Agli inizi del XIV secolo fece la sua apparizione ad Amalfi, e forse ancor prima a Positano, un signum novum, atque insolitum per la bandiera della flotta: la bussola nautica, affiancata da otto ali bianche, simboli dei venti principali, e collocata in un campo troncato di bianco e di nero, richiamanti proprio il dì e la notte.
L'intensa relazione esistente tra i monaci della SS. Trinità e gli atranesi si estese anche all'intera nazione amalfitana.

L'abate Leone intercedette, nel corso della guerra condotta contro Amalfi tra il 1067 e il 1073 da Gisulfo II , presso il principe salernitano a favore della liberazione degli amalfitani che questi aveva rinchiuso nella Turris Major sopra la città. Non riuscì, purtroppo, a salvare la giovane vita di Mauro, rampollo di Mauro de Comite Maurone, che Gisulfo, dopo averlo fatto barbaramente torturare, lo fece annegare in mare.

I dinasti di Amalfi furono in ottimi rapporti con gli abati cavesi: nel 1068 il duca Giovanni II lasciò per testamento alla SS. Trinità la sua veste clamidale, cioè parte dell'abbigliamento ducale che si allacciava sul lato mediante un fibula aurea; nel 1076 l'ex-duca Guaimario, figlio di Mansone II, trovò rifugio in quell'abbazia insieme ai suoi fratelli per sfuggire alla cattura da parte dei soldati del normanno Roberto il Giscardo, diventato ormai signore di Salerno e di Amalfi.
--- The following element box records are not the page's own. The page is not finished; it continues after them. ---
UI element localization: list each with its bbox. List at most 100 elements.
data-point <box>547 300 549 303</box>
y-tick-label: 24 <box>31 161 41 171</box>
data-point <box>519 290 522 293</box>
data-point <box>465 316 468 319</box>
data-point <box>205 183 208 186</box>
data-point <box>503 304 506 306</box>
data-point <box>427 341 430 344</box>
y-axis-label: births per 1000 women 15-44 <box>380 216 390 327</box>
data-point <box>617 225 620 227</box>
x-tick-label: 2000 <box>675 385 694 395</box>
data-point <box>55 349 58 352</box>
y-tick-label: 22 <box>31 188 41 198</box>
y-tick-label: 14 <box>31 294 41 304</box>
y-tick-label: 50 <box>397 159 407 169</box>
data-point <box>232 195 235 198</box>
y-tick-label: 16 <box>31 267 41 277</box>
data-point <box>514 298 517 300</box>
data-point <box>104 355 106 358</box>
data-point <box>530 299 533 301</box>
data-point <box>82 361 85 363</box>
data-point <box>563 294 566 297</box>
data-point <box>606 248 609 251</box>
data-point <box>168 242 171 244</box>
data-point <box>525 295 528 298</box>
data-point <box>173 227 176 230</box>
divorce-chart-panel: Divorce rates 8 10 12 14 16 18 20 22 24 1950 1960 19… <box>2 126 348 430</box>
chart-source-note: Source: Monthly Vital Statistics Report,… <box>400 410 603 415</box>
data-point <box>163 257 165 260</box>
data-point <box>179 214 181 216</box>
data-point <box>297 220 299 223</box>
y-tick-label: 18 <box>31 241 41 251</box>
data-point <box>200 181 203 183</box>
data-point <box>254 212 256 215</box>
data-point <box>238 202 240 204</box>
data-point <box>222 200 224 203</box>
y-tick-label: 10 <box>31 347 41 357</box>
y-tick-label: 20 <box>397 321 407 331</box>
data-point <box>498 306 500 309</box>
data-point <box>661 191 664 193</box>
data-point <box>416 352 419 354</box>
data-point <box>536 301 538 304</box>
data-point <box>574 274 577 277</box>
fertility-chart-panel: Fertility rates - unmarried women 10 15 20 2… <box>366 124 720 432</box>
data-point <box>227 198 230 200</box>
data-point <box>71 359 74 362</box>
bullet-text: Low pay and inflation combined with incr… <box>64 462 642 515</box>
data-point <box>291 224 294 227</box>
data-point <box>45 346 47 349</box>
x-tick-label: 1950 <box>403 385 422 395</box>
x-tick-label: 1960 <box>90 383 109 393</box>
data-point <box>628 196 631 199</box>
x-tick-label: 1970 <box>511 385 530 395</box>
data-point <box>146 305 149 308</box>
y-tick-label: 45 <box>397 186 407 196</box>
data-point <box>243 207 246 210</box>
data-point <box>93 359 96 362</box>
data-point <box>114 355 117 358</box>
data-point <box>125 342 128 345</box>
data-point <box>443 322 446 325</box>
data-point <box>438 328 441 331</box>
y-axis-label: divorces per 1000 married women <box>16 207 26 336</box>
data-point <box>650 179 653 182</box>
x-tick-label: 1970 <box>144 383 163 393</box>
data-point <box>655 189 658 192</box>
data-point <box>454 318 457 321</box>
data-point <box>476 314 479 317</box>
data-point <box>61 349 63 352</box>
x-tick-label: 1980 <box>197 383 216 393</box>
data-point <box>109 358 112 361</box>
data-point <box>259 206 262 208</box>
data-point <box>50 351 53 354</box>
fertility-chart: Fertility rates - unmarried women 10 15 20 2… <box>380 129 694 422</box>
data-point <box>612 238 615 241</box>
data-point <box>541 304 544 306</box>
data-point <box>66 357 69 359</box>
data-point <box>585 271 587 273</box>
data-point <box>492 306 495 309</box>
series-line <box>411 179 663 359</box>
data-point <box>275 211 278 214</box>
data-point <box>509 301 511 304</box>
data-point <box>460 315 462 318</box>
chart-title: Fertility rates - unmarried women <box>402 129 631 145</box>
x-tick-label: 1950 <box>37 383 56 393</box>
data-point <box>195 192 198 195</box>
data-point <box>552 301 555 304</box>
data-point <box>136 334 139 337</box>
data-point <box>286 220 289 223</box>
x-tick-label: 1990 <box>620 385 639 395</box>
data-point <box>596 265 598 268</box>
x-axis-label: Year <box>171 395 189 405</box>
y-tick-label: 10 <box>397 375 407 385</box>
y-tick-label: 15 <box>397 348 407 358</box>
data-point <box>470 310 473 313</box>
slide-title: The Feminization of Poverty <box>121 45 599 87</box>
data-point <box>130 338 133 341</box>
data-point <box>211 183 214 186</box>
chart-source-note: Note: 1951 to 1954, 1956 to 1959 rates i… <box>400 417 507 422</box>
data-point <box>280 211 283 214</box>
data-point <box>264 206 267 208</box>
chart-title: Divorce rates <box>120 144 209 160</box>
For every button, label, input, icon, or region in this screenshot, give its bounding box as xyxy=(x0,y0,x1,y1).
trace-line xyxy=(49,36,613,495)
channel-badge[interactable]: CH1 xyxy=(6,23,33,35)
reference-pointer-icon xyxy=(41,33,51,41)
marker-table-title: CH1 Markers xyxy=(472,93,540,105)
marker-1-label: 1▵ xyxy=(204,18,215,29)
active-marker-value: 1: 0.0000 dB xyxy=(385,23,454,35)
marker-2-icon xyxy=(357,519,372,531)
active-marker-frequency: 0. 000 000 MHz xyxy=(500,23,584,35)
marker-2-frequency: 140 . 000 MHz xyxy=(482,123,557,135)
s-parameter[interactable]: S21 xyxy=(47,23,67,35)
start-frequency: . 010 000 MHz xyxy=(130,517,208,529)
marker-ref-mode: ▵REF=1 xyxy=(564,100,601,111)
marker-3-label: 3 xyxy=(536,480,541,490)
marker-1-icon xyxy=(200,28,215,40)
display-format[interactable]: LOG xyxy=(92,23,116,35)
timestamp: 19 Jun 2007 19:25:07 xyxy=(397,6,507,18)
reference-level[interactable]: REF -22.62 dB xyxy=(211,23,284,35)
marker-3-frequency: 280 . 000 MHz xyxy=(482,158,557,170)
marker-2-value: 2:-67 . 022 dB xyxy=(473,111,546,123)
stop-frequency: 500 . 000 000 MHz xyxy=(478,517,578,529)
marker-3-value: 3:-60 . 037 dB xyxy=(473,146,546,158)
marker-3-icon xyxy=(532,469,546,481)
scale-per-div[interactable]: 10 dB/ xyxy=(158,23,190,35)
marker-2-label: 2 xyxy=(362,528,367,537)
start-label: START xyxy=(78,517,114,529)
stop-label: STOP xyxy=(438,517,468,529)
Padre Matteo Cerasuoli ha dimostrato che monaci provenienti dalla Badia di Cava entrarono a far parte del monastero amalfitano di S. Maria Latina a Gerusalemme. In seguito alcuni di essi, esperti in medicina, come lo erano i loro confratelli amalfitani e principalmente Lorenzo d'Amalfi, secondo arcivescovo della città marinara e maestro di Gregorio VII, servirono presso l'ospedale di S. Giovanni, fondato accanto al S. Sepolcro da Mauro de Comite Maurone tra il 1063 e il 1071.

Furono essi compagni di quel Gerardo Sasso di Scala, priore del nosocomio, che verso il 1084 aveva realizzato un attiguo xenodochium per accogliere i pellegrini in visita al sepolcro di Cristo. Emulando i loro confratelli amalfitani e cavesi del Monte Athos, che fortificarono il loro monastero al tempo dello scisma, questi assunsero anche l'uso difensivo e protettivo delle armi, seguendo la santa religione gerosolimitana del Beato fra' Gerardo e giurando fedeltà alla croce ottagona già emblema della repubblica marinara di Amalfi ed ora, bianca in campo nero, colore dei benedettini e forte richiamo alla predisposizione verso il prossimo, simbolo della tuitio fidei e della defensio pauperum.